En los albores de la natación, ese papel correspondió al minuto en 100 libre, vencido por Johnny Weismuller en París 1924. Aquello le valió fama imperecedera, reforzada por las 12 películas de Tarzán que rodó a cuenta de ello. Pero los 10 segundos en 100 metros seguían siendo una barrera mítica en mi niñez cuando irrumpió un velocista alemán: Armin Hary, El hombre relámpago. Su padre había sido luchador en Berlín 1936 y por casa andaba un libro con viejas láminas que él se bebió. Le fascinó la figura de Jesse Owens y decidió sucederle. Entrenaba todas las noches en el bosque y practicaba incesantemente salidas en el pasillo de su casa: cuarenta diarias, cinco días por semana, mil al año. Su primera obsesión fue desbancar a Manfred Germar, seleccionado por Alemania para Melbourne 1956 con una marca de 10,3s. Las salidas de Armin, de rapidez eléctrica, resultaban sospechosas a ojos de todos. Cuando en el Europeo de Estocolmo 1958 batió por fin a Germar, este le acusó de haber robado la salida. Nunca se reconciliarían.

El 6 de septiembre de 1958, una noticia sensacional sobresalta al mundo: ¡Armin Hary ha corrido los 100 metros en 10 segundos en Friedeensafen, Alemania! Incrédulos, un grupo de especialistas de Estados Unidos, que tenía tres hombres con 10,1s, y otro de Japón, cuyo emperador había prometido una medalla de oro de 10 centímetros de diámetro y uno de grosor al primero que lo hiciera, viajan en busca del gato encerrado y descubren en la pista un desnivel descendente de 11 centímetros en los 100 metros, uno más de lo permitido. No se homologa. Armin se lleva un berrinche.
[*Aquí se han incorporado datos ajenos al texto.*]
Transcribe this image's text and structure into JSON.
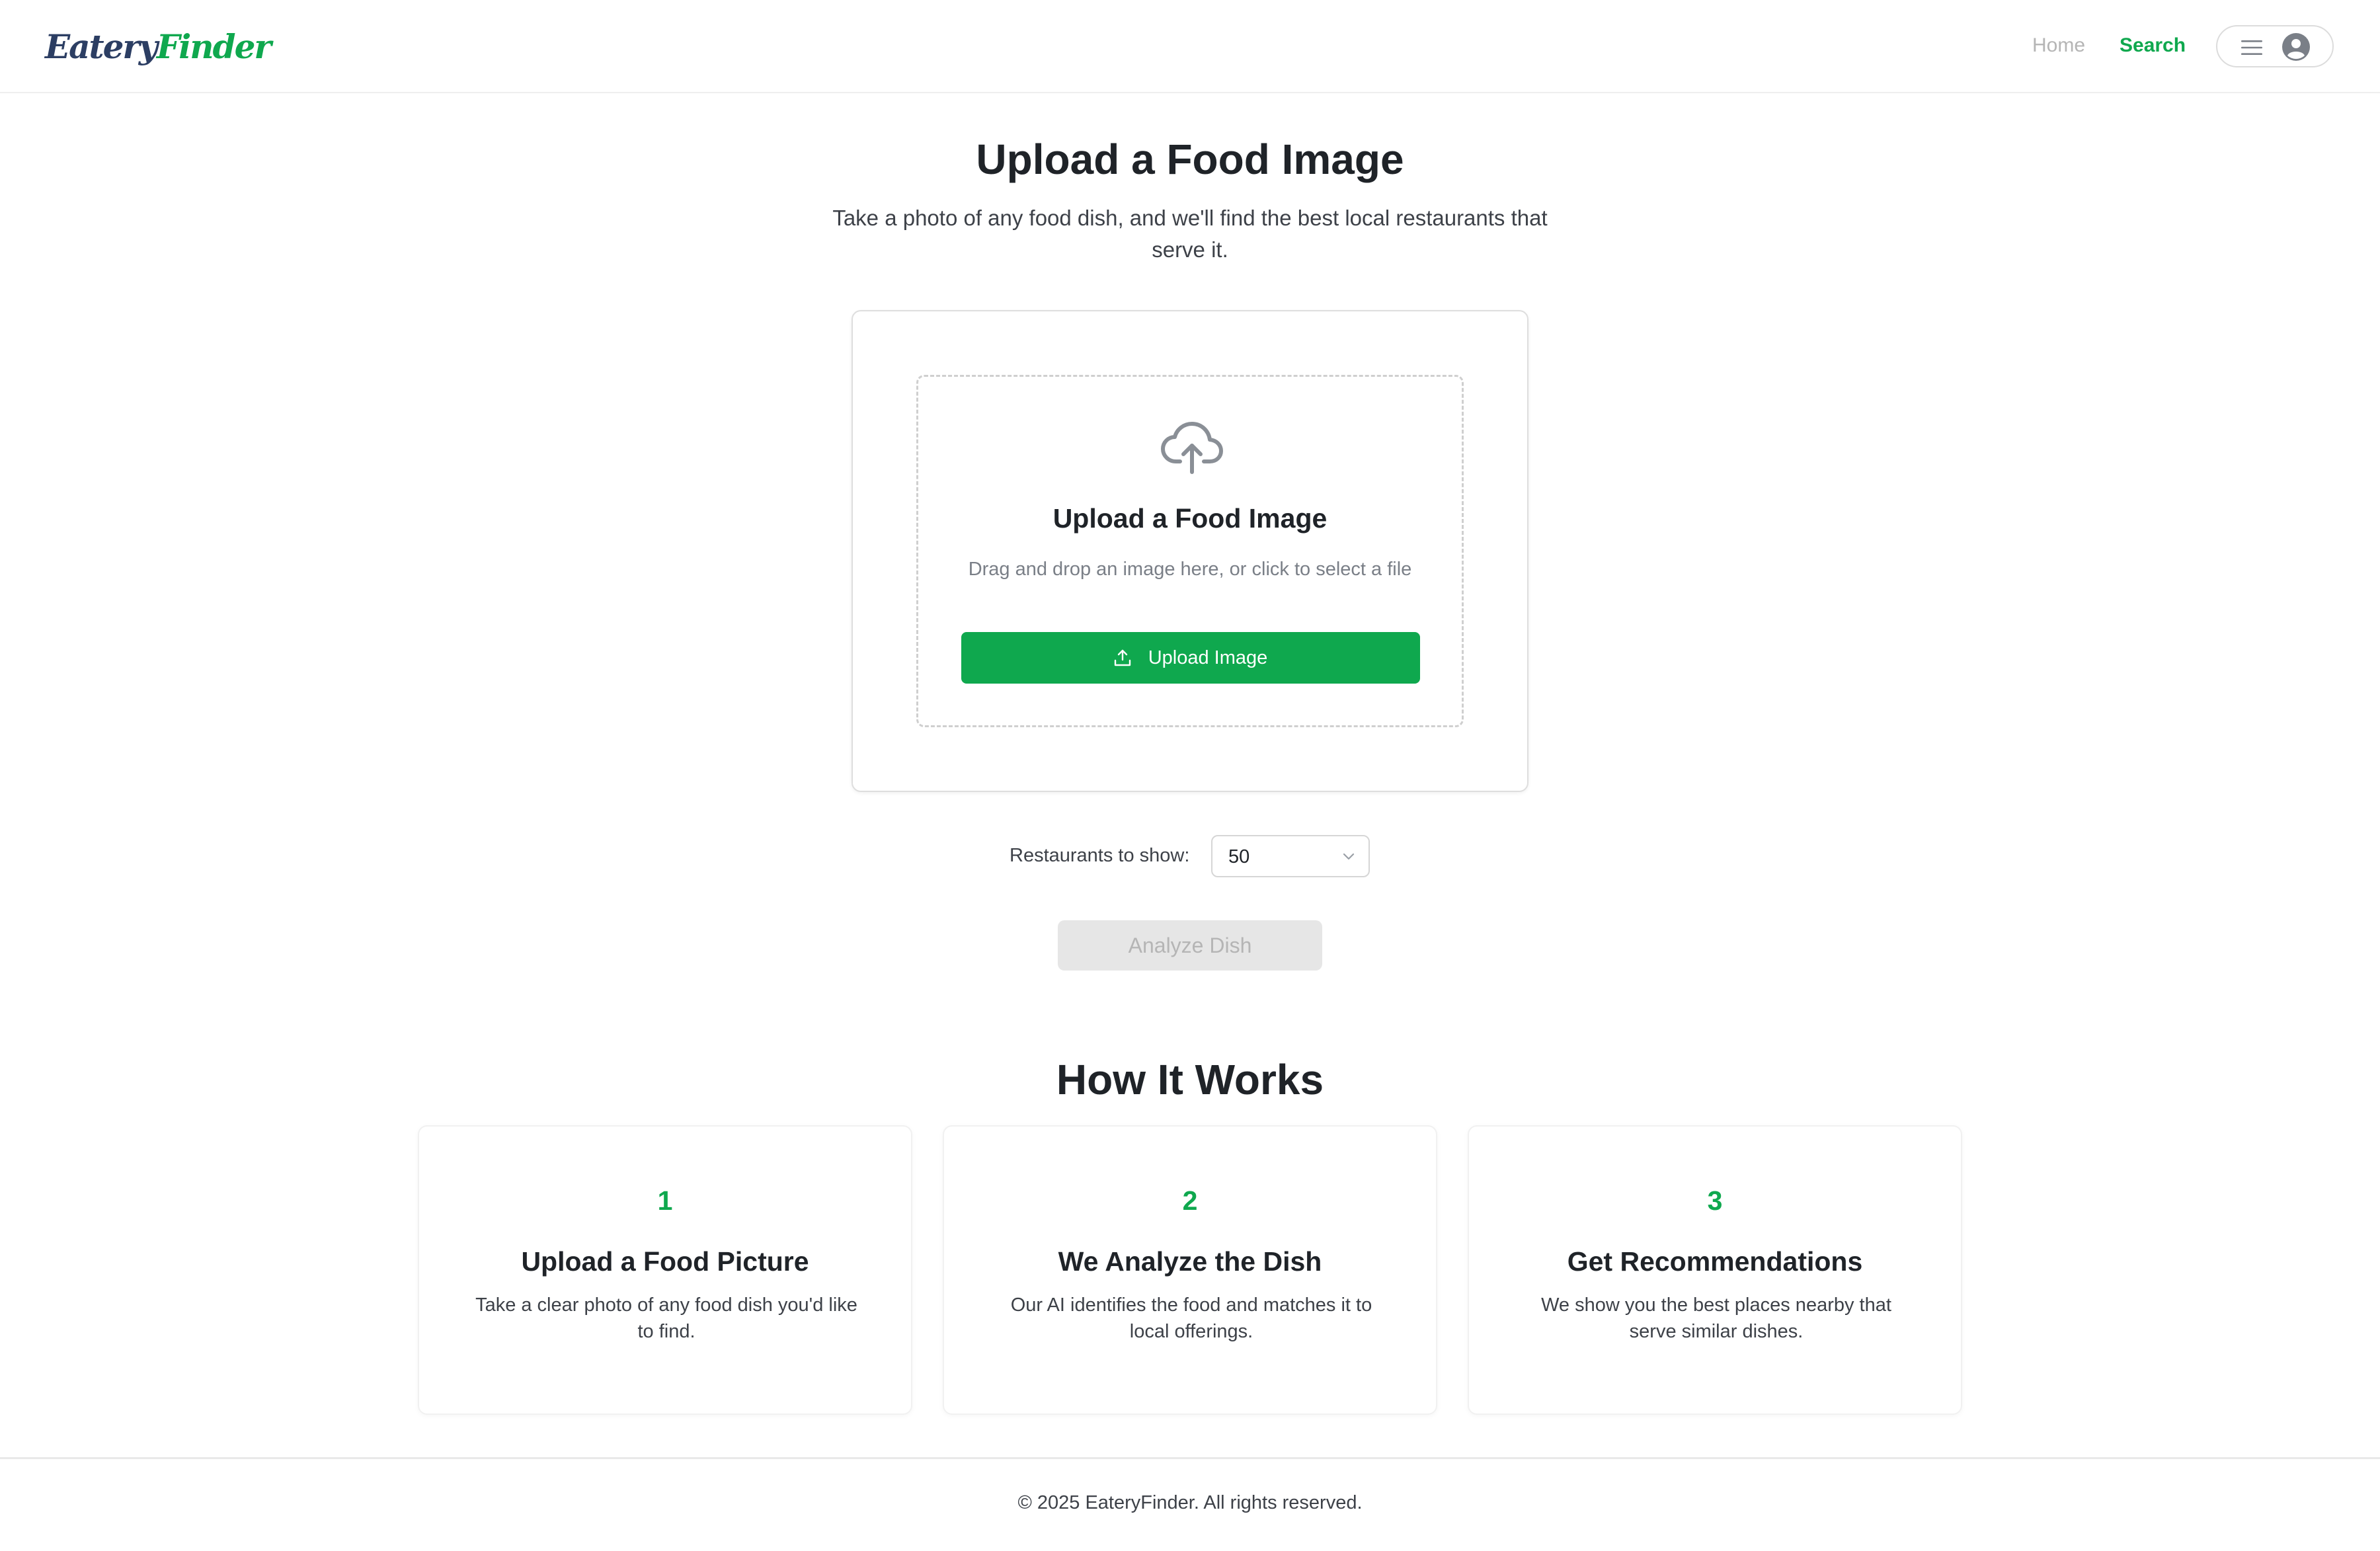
{
  "header": {
    "logo_part1": "Eatery",
    "logo_part2": "Finder",
    "nav": {
      "home": "Home",
      "search": "Search"
    },
    "user_menu_icons": [
      "menu-icon",
      "avatar-icon"
    ]
  },
  "hero": {
    "title": "Upload a Food Image",
    "subtitle": "Take a photo of any food dish, and we'll find the best local restaurants that serve it."
  },
  "upload": {
    "icon": "cloud-upload-icon",
    "title": "Upload a Food Image",
    "hint": "Drag and drop an image here, or click to select a file",
    "button_label": "Upload Image"
  },
  "count_select": {
    "label": "Restaurants to show:",
    "value": "50"
  },
  "analyze": {
    "label": "Analyze Dish",
    "disabled": true
  },
  "how_it_works": {
    "title": "How It Works",
    "steps": [
      {
        "num": "1",
        "title": "Upload a Food Picture",
        "desc": "Take a clear photo of any food dish you'd like to find."
      },
      {
        "num": "2",
        "title": "We Analyze the Dish",
        "desc": "Our AI identifies the food and matches it to local offerings."
      },
      {
        "num": "3",
        "title": "Get Recommendations",
        "desc": "We show you the best places nearby that serve similar dishes."
      }
    ]
  },
  "footer": {
    "copyright": "© 2025 EateryFinder. All rights reserved."
  },
  "colors": {
    "brand_green": "#0fa84e",
    "brand_navy": "#2c3e63",
    "disabled_bg": "#e6e6e6",
    "disabled_text": "#b5b5b5"
  }
}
El 21 de junio de 1960 corre en Zúrich, repite la marca… pero se anula por salida ilegal. El juez de salida no dio pistoletazo de anulación, fue el de llegada quien decidió, bajo la sugestión general de que ese límite era imposible de alcanzar sin trampa. Tras una hora de protestas se le permite volver a correr, siempre que al menos dos atletas le acompañen. Los consigue y vuelve a clavar los 10.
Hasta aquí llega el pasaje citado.